B. Underground Zones
| Level | Function | Description |
| Level -1 | Security Access & Logistics Hub | Freight elevators, personnel scanners, biometric checkpoints, vehicle lifts. |
| Level -2 | Operations Hall – C4I Core | |
| • Master air defense dashboard | ||
| • SAM command linkage nodes (S-400, SAMP/T, etc.) | ||
| • NATO-independent link protocols | ||
| • Real-time radar map fusion (Voronezh + Duga + Nostradamus) | ||
| • CBRN-sealed war room with ballistic shielding | ||
| Level -3 | National Radar Analysis Center (NRAC) | |
| • Threat vector tracking | ||
| • IFF filtering | ||
| • AI-enhanced anomaly detection (linked to ASELSAN and TÜBİTAK-developed software) | ||
| • Crypto-hardened data repository | ||
| Level -4 | Presidential Override & Strategic Continuity Cell | |
| • Emergency residence for PM and President | ||
| • Hardened telecommunication line to General Staff HQ and Parliament Bunker | ||
| • Satellite uplink to military comms satellites (e.g., GÖKTÜRK series) | ||
| • Internal fallback power plant (diesel-turbine and battery backup) | ||
| Level -5 | Black Systems Vault (Compartmentalized Projects) | |
| • Quantum radar research | ||
| • Hypersonic missile tracking programs | ||
| • UAV swarm countermeasure operations | ||
| • Weaponized electromagnetic pulse (WEMP) study vaults |
III. KEY INFRASTRUCTURE SYSTEMS
1. Hardened C4I Nodes
- Triple-redundant fiber optic grid to major bases (Incirlik, Eskişehir, Diyarbakır)
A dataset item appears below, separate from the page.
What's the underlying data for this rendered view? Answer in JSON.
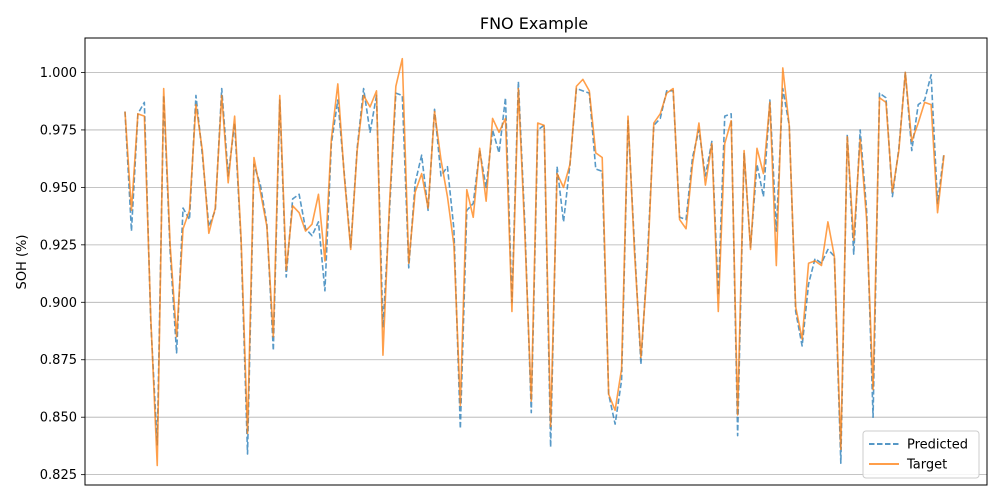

- Secure microwave link backup
- Internal tactical network (TACNET) with hardware isolation for cyber-resilience
2. Power Systems
- 20 MW diesel generator array in reinforced vault
- Solar input through disguised terrain panels
- 30-day autonomy with water, fuel, and food storage
3. EMP & CBRN Shielding
- Faraday cage layered rooms
- Pressurized clean-air filtration and carbon scrubbing
- Lead-plated corridors between levels for radiation containment
4. Command & Display Systems
- Main Ops Hall contains:
- 50-meter-wide wraparound LED command display
- Interactive radar interface linked to mobile units
- Battle Management System (BMS) terminals with tiered access
- Secure video-link to Air Force Command and National Security Council
IV. PERSONNEL
| Category | Description |
| Commanders | 2-star and 3-star generals in rotation |
| Technical Staff | 80–120 engineers and radar officers |
| Operators | 150–200 IADS controllers, radar analysts |
| Security | 400-person security garrison (JGK / Özel Kuvvetler rotation) |
| Support | Medical, mechanical, logistics (150) |
V. REDUNDANCY & DECEPTION
- Secondary Tunnel Access: Two emergency egress routes—one toward Haymana (~20 km), one westward toward Beypazarı.
- Deception Plan "ALACA": Four false "command bunkers" in Central Anatolia broadcasting misleading comms traffic.
- Drone-Intercept Layer: Autonomously activated Pantsir-M systems above vent shafts and service roads.